D’après les dernières informations des médias américains, Donald Trump enverra son secrétaire d’État Mike Pompeo en Arabie Saoudite pour réclamer des explications. Le président américain a menacé l’Arabie saoudite, en cas d’implication avérée, de « châtiment sévère » – excluant toutefois un gel des ventes d’armes américaines en guise de sanctions.

Une indignation « émotionnelle »

D’après Theodore Karasik, analyste basé à Washington, « beaucoup de ces cadres de grandes entreprises répondent à l’indignation émotionnelle. Néanmoins, la FII attire toujours un nombre considérable de participants, ce qui sera toujours un progrès. Le processus de réformes sociales et économiques du royaume attire les investisseurs étrangers, qui reconnaissent les opportunités disponibles tout en étant conscients des risques. »

Des entreprises n’enverront pas leurs principaux dirigeants, mais des représentants d’un degré moindre

Si le boycott de la part de certains partenaires est un signe clair, Didier Billion abonde dans le même sens. « Ce pourrait être uniquement des effets d’annonce. C’est très probable qu’un certain nombre d’entreprises n’enverront pas leurs principaux dirigeants, mais simplement des représentants d’un degré moindre. Il faudra prêter attention à qui va effectivement se rendre à la conférence, et surtout à quel niveau. »

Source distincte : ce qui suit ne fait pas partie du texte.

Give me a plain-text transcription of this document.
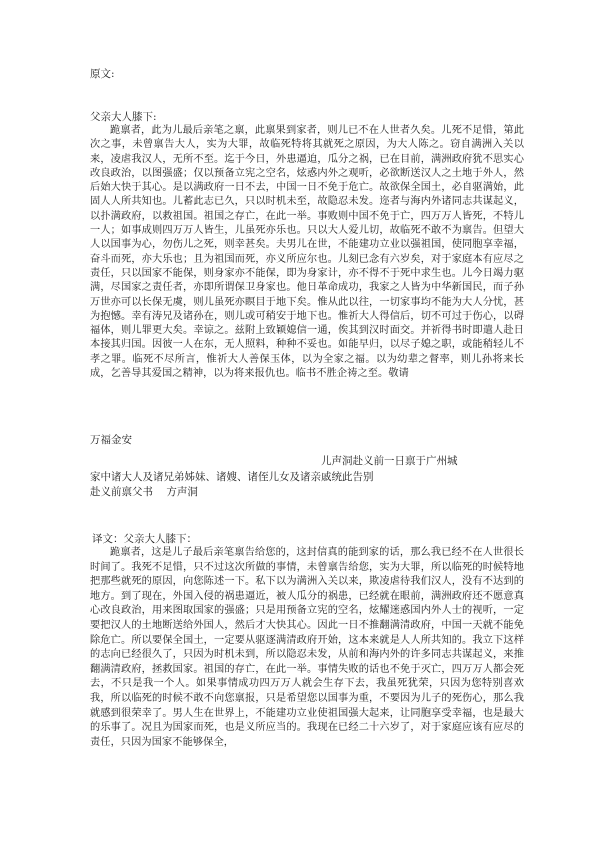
原文:
父亲大人膝下:
跪禀者，此为儿最后亲笔之禀，此禀果到家者，则儿已不在人世者久矣。儿死不足惜，第此次之事，未曾禀告大人，实为大罪，故临死特将其就死之原因，为大人陈之。窃自满洲入关以来，凌虐我汉人，无所不至。迄于今日，外患逼迫，瓜分之祸，已在目前，满洲政府犹不思实心改良政治，以图强盛；仅以预备立宪之空名，炫惑内外之观听，必欲断送汉人之土地于外人，然后始大快于其心。是以满政府一日不去，中国一日不免于危亡。故欲保全国土，必自驱满始，此固人人所共知也。儿蓄此志已久，只以时机未至，故隐忍未发。迩者与海内外诸同志共谋起义，以扑满政府，以救祖国。祖国之存亡，在此一举。事败则中国不免于亡，四万万人皆死，不特儿一人；如事成则四万万人皆生，儿虽死亦乐也。只以大人爱儿切，故临死不敢不为禀告。但望大人以国事为心，勿伤儿之死，则幸甚矣。夫男儿在世，不能建功立业以强祖国，使同胞享幸福，奋斗而死，亦大乐也；且为祖国而死，亦义所应尔也。儿刻已念有六岁矣，对于家庭本有应尽之责任，只以国家不能保，则身家亦不能保，即为身家计，亦不得不于死中求生也。儿今日竭力驱满，尽国家之责任者，亦即所谓保卫身家也。他日革命成功，我家之人皆为中华新国民，而子孙万世亦可以长保无虞，则儿虽死亦瞑目于地下矣。惟从此以往，一切家事均不能为大人分忧，甚为抱憾。幸有涛兄及诸孙在，则儿或可稍安于地下也。惟祈大人得信后，切不可过于伤心，以碍福体，则儿罪更大矣。幸谅之。兹附上致颖媳信一通，俟其到汉时面交。并祈得书时即遣人赴日本接其归国。因彼一人在东，无人照料，种种不妥也。如能早归，以尽子媳之职，或能稍轻儿不孝之罪。临死不尽所言，惟祈大人善保玉体，以为全家之福。以为幼辈之督率，则儿孙将来长成，乞善导其爱国之精神，以为将来报仇也。临书不胜企祷之至。敬请
万福金安
儿声洞赴义前一日禀于广州城
家中诸大人及诸兄弟姊妹、诸嫂、诸侄儿女及诸亲戚统此告别
赴义前禀父书    方声洞
译文：父亲大人膝下：
跪禀者，这是儿子最后亲笔禀告给您的，这封信真的能到家的话，那么我已经不在人世很长时间了。我死不足惜，只不过这次所做的事情，未曾禀告给您，实为大罪，所以临死的时候特地把那些就死的原因，向您陈述一下。私下以为满洲入关以来，欺凌虐待我们汉人，没有不达到的地方。到了现在，外国入侵的祸患逼近，被人瓜分的祸患，已经就在眼前，满洲政府还不愿意真心改良政治，用来图取国家的强盛；只是用预备立宪的空名，炫耀迷惑国内外人士的视听，一定要把汉人的土地断送给外国人，然后才大快其心。因此一日不推翻满清政府，中国一天就不能免除危亡。所以要保全国土，一定要从驱逐满清政府开始，这本来就是人人所共知的。我立下这样的志向已经很久了，只因为时机未到，所以隐忍未发，从前和海内外的许多同志共谋起义，来推翻满清政府，拯救国家。祖国的存亡，在此一举。事情失败的话也不免于灭亡，四万万人都会死去，不只是我一个人。如果事情成功四万万人就会生存下去，我虽死犹荣，只因为您特别喜欢我，所以临死的时候不敢不向您禀报，只是希望您以国事为重，不要因为儿子的死伤心，那么我就感到很荣幸了。男人生在世界上，不能建功立业使祖国强大起来，让同胞享受幸福，也是最大的乐事了。况且为国家而死，也是义所应当的。我现在已经二十六岁了，对于家庭应该有应尽的责任，只因为国家不能够保全，
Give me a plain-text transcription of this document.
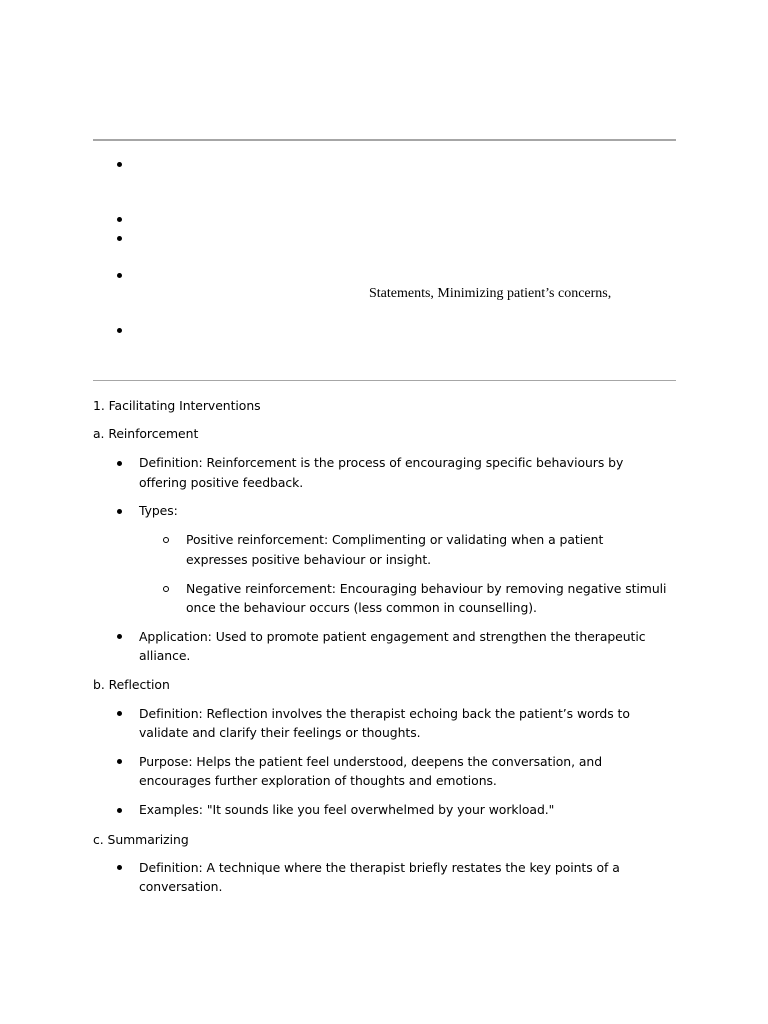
Statements, Minimizing patient’s concerns,
1. Facilitating Interventions
a. Reinforcement
Definition: Reinforcement is the process of encouraging specific behaviours by
offering positive feedback.
Types:
Positive reinforcement: Complimenting or validating when a patient
expresses positive behaviour or insight.
Negative reinforcement: Encouraging behaviour by removing negative stimuli
once the behaviour occurs (less common in counselling).
Application: Used to promote patient engagement and strengthen the therapeutic
alliance.
b. Reflection
Definition: Reflection involves the therapist echoing back the patient’s words to
validate and clarify their feelings or thoughts.
Purpose: Helps the patient feel understood, deepens the conversation, and
encourages further exploration of thoughts and emotions.
Examples: "It sounds like you feel overwhelmed by your workload."
c. Summarizing
Definition: A technique where the therapist briefly restates the key points of a
conversation.
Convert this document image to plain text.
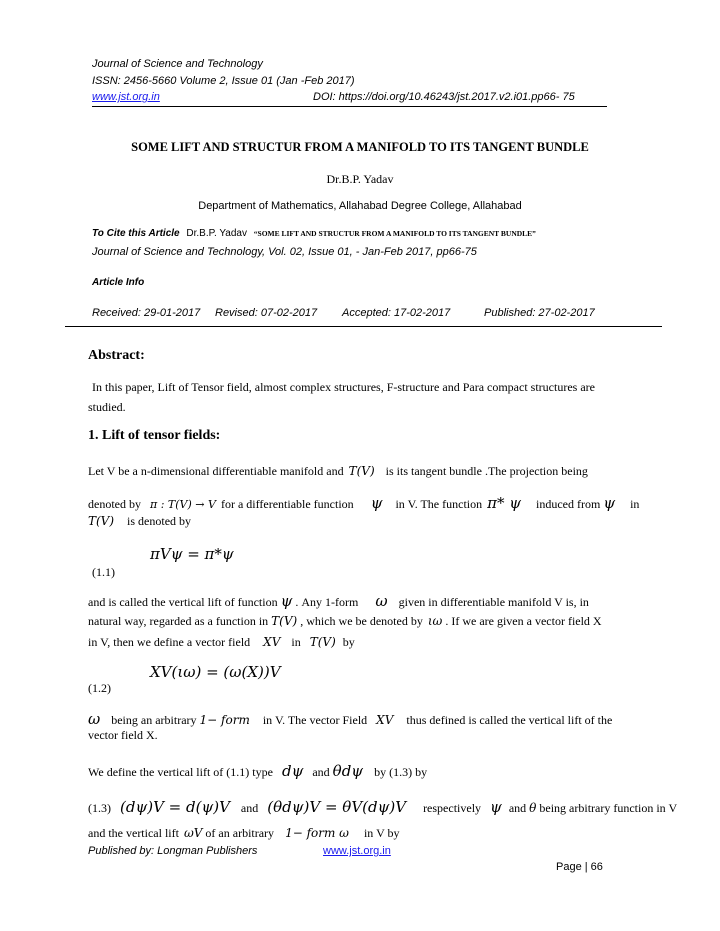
Journal of Science and Technology
ISSN: 2456-5660 Volume 2, Issue 01 (Jan -Feb 2017)
www.jst.org.in	DOI: https://doi.org/10.46243/jst.2017.v2.i01.pp66- 75
SOME LIFT AND STRUCTUR FROM A MANIFOLD TO ITS TANGENT BUNDLE
Dr.B.P. Yadav
Department of Mathematics, Allahabad Degree College, Allahabad
To Cite this Article Dr.B.P. Yadav “SOME LIFT AND STRUCTUR FROM A MANIFOLD TO ITS TANGENT BUNDLE”
Journal of Science and Technology, Vol. 02, Issue 01, - Jan-Feb 2017, pp66-75
Article Info
Received: 29-01-2017 Revised: 07-02-2017 Accepted: 17-02-2017	Published: 27-02-2017
Abstract:
In this paper, Lift of Tensor field, almost complex structures, F-structure and Para compact structures are
studied.
1. Lift of tensor fields:
Let V be a n-dimensional differentiable manifold and T(V) is its tangent bundle .The projection being
denoted by π : T(V) → V for a differentiable function ψ in V. The function π* ψ induced from ψ in
T(V) is denoted by
πVψ = π*ψ
(1.1)
and is called the vertical lift of function ψ . Any 1-form ω given in differentiable manifold V is, in
natural way, regarded as a function in T(V) , which we be denoted by ιω . If we are given a vector field X
in V, then we define a vector field XV in T(V) by
XV(ιω) = (ω(X))V
(1.2)
ω being an arbitrary 1− form in V. The vector Field XV thus defined is called the vertical lift of the
vector field X.
We define the vertical lift of (1.1) type dψ and θdψ by (1.3) by
(1.3) (dψ)V = d(ψ)V and (θdψ)V = θV(dψ)V respectively ψ and θ being arbitrary function in V
and the vertical lift ωV of an arbitrary 1− form ω in V by
Published by: Longman Publishers	www.jst.org.in
Page | 66
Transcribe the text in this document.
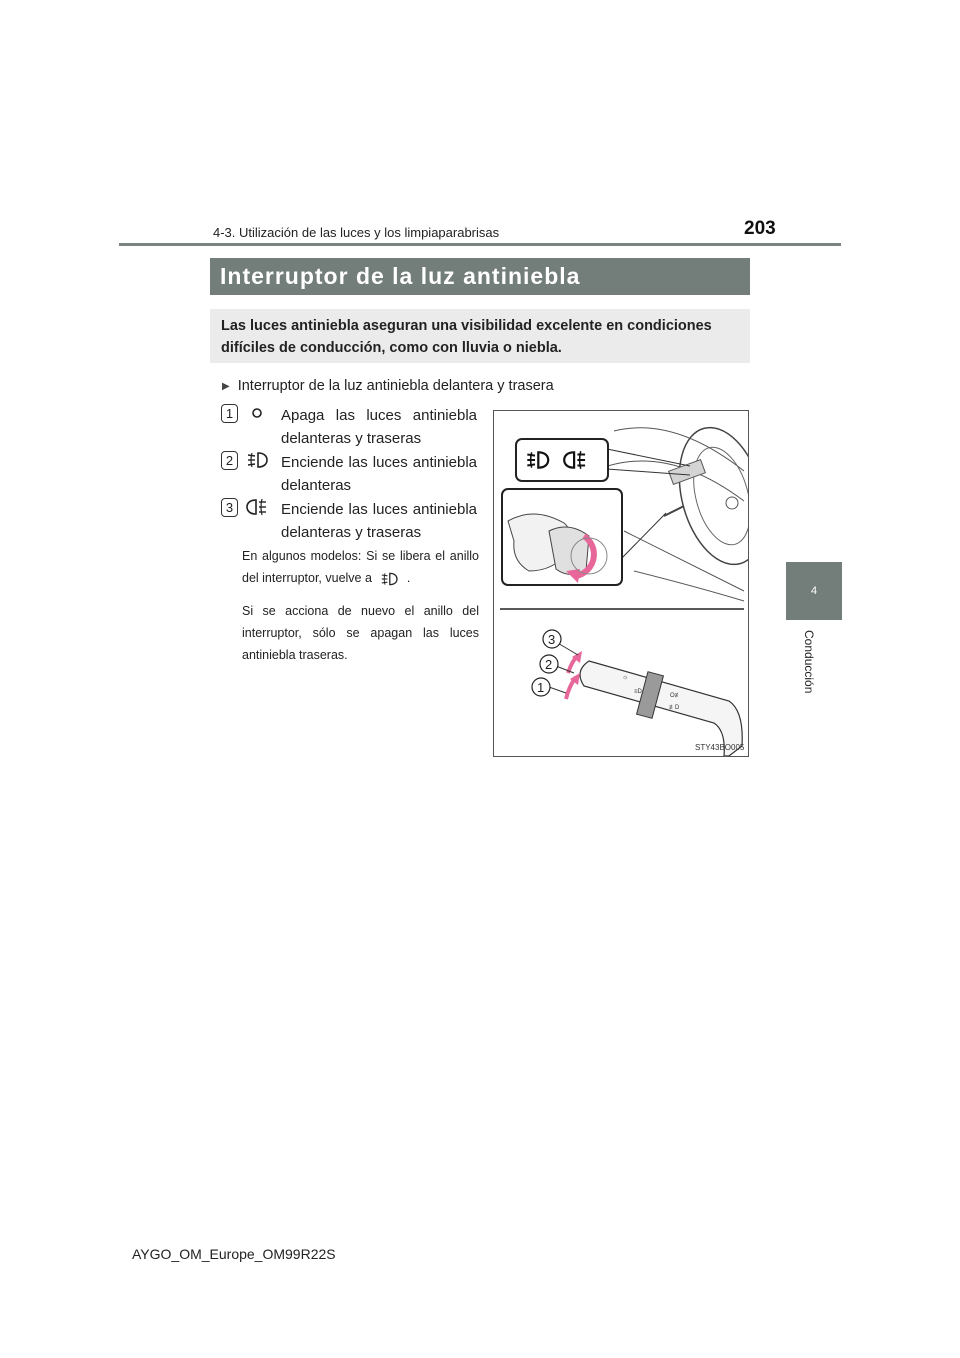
4-3. Utilización de las luces y los limpiaparabrisas	203
4
Conducción
Interruptor de la luz antiniebla
Las luces antiniebla aseguran una visibilidad excelente en condiciones difíciles de conducción, como con lluvia o niebla.
▶ Interruptor de la luz antiniebla delantera y trasera
1	Apaga las luces antiniebla delanteras y traseras
2	Enciende las luces antiniebla delanteras
3	Enciende las luces antiniebla delanteras y traseras
En algunos modelos: Si se libera el anillo del interruptor, vuelve a	.
Si se acciona de nuevo el anillo del interruptor, sólo se apagan las luces antiniebla traseras.
☼
≡D
O≢
≢D
3
2
1
STY43BO005
AYGO_OM_Europe_OM99R22S
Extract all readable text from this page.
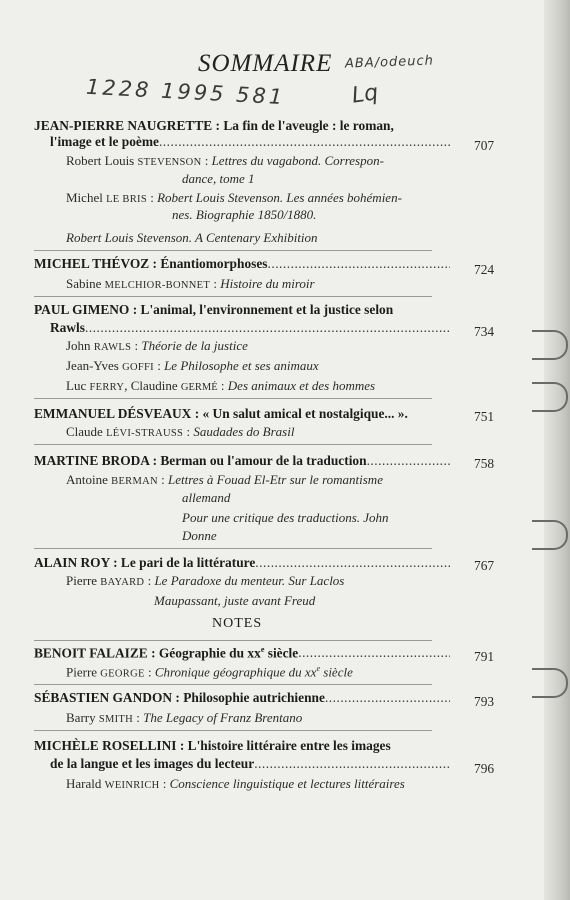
SOMMAIRE ABA/odeuch
1228 1995 581	Lq
JEAN-PIERRE NAUGRETTE : La fin de l'aveugle : le roman,
l'image et le poème .....	707
Robert Louis STEVENSON : Lettres du vagabond. Correspon-
dance, tome 1
Michel LE BRIS : Robert Louis Stevenson. Les années bohémien-
nes. Biographie 1850/1880.
Robert Louis Stevenson. A Centenary Exhibition
MICHEL THÉVOZ : Énantiomorphoses .....	724
Sabine MELCHIOR-BONNET : Histoire du miroir
PAUL GIMENO : L'animal, l'environnement et la justice selon
Rawls .....	734
John RAWLS : Théorie de la justice
Jean-Yves GOFFI : Le Philosophe et ses animaux
Luc FERRY, Claudine GERMÉ : Des animaux et des hommes
EMMANUEL DÉSVEAUX : « Un salut amical et nostalgique... ».	751
Claude LÉVI-STRAUSS : Saudades do Brasil
MARTINE BRODA : Berman ou l'amour de la traduction .....	758
Antoine BERMAN : Lettres à Fouad El-Etr sur le romantisme
allemand
Pour une critique des traductions. John
Donne
ALAIN ROY : Le pari de la littérature .....	767
Pierre BAYARD : Le Paradoxe du menteur. Sur Laclos
Maupassant, juste avant Freud
BENOIT FALAIZE : Géographie du $xx^e$ siècle .....	791
Pierre GEORGE : Chronique géographique du $xx^e$ siècle
SÉBASTIEN GANDON : Philosophie autrichienne .....	793
Barry SMITH : The Legacy of Franz Brentano
MICHÈLE ROSELLINI : L'histoire littéraire entre les images
de la langue et les images du lecteur .....	796
Harald WEINRICH : Conscience linguistique et lectures littéraires
NOTES
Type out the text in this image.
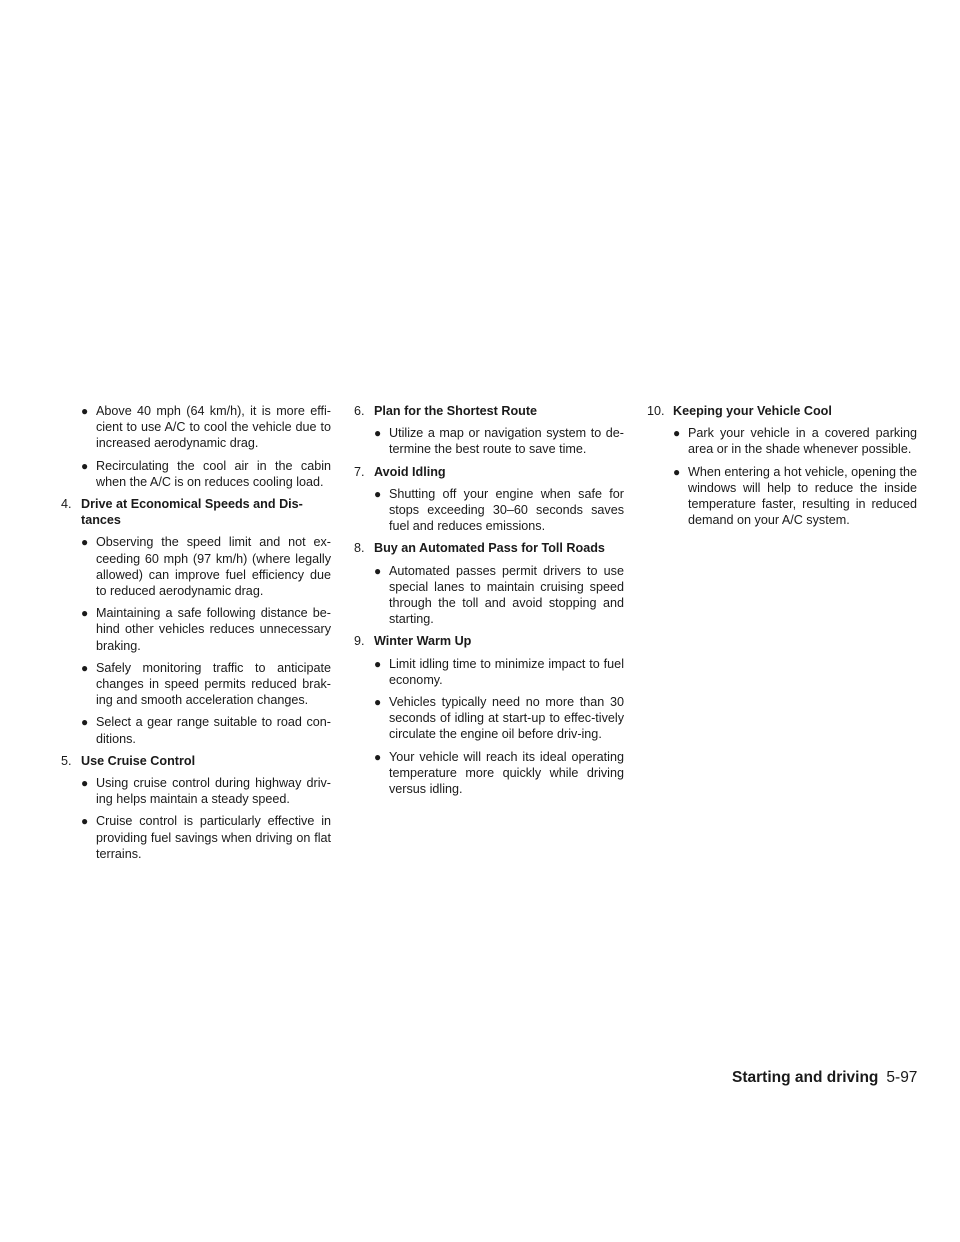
● Above 40 mph (64 km/h), it is more effi-cient to use A/C to cool the vehicle due to increased aerodynamic drag.
● Recirculating the cool air in the cabin when the A/C is on reduces cooling load.
4. Drive at Economical Speeds and Dis-tances
● Observing the speed limit and not ex-ceeding 60 mph (97 km/h) (where legally allowed) can improve fuel efficiency due to reduced aerodynamic drag.
● Maintaining a safe following distance be-hind other vehicles reduces unnecessary braking.
● Safely monitoring traffic to anticipate changes in speed permits reduced brak-ing and smooth acceleration changes.
● Select a gear range suitable to road con-ditions.
5. Use Cruise Control
● Using cruise control during highway driv-ing helps maintain a steady speed.
● Cruise control is particularly effective in providing fuel savings when driving on flat terrains.
6. Plan for the Shortest Route
● Utilize a map or navigation system to de-termine the best route to save time.
7. Avoid Idling
● Shutting off your engine when safe for stops exceeding 30–60 seconds saves fuel and reduces emissions.
8. Buy an Automated Pass for Toll Roads
● Automated passes permit drivers to use special lanes to maintain cruising speed through the toll and avoid stopping and starting.
9. Winter Warm Up
● Limit idling time to minimize impact to fuel economy.
● Vehicles typically need no more than 30 seconds of idling at start-up to effec-tively circulate the engine oil before driv-ing.
● Your vehicle will reach its ideal operating temperature more quickly while driving versus idling.
10. Keeping your Vehicle Cool
● Park your vehicle in a covered parking area or in the shade whenever possible.
● When entering a hot vehicle, opening the windows will help to reduce the inside temperature faster, resulting in reduced demand on your A/C system.
Starting and driving 5-97
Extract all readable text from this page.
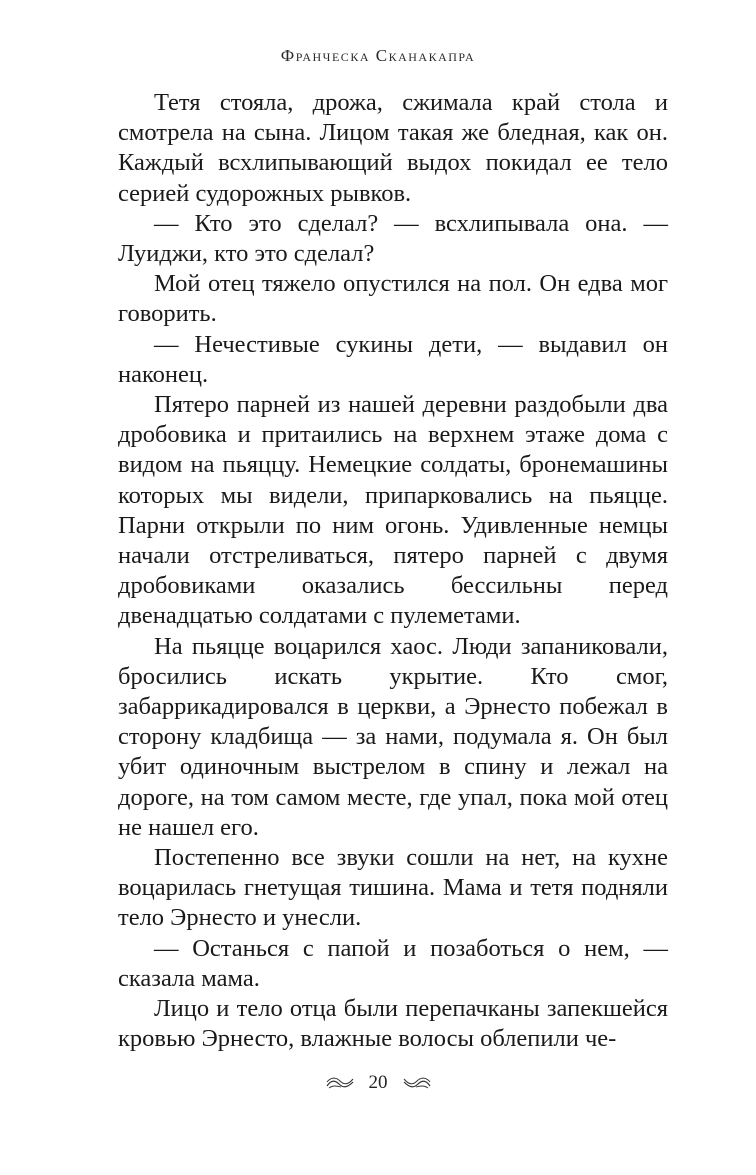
Франческа Сканакапра

Тетя стояла, дрожа, сжимала край стола и смотрела на сына. Лицом такая же бледная, как он. Каждый всхлипывающий выдох покидал ее тело серией судорожных рывков.

— Кто это сделал? — всхлипывала она. — Луиджи, кто это сделал?

Мой отец тяжело опустился на пол. Он едва мог говорить.

— Нечестивые сукины дети, — выдавил он наконец.

Пятеро парней из нашей деревни раздобыли два дробовика и притаились на верхнем этаже дома с видом на пьяццу. Немецкие солдаты, бронемашины которых мы видели, припарковались на пьяцце. Парни открыли по ним огонь. Удивленные немцы начали отстреливаться, пятеро парней с двумя дробовиками оказались бессильны перед двенадцатью солдатами с пулеметами.

На пьяцце воцарился хаос. Люди запаниковали, бросились искать укрытие. Кто смог, забаррикадировался в церкви, а Эрнесто побежал в сторону кладбища — за нами, подумала я. Он был убит одиночным выстрелом в спину и лежал на дороге, на том самом месте, где упал, пока мой отец не нашел его.

Постепенно все звуки сошли на нет, на кухне воцарилась гнетущая тишина. Мама и тетя подняли тело Эрнесто и унесли.

— Останься с папой и позаботься о нем, — сказала мама.

Лицо и тело отца были перепачканы запекшейся кровью Эрнесто, влажные волосы облепили че-

20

Selon le spécialiste, les intérêts en jeu sont trop importants. « Cela n’empêche pas qu’il y ait des conséquences. Cette disparition est en quelque sorte la goutte d’eau qui a fait déborder le vase. Le fait que Trump, premier allié de Mohamed Ben Salmane, demande des explications au prince saoudien, est assez significatif. Il y aura donc des remontrances, mais pas une rupture définitive. Ni politique, ni économique », conclut Didier Billion.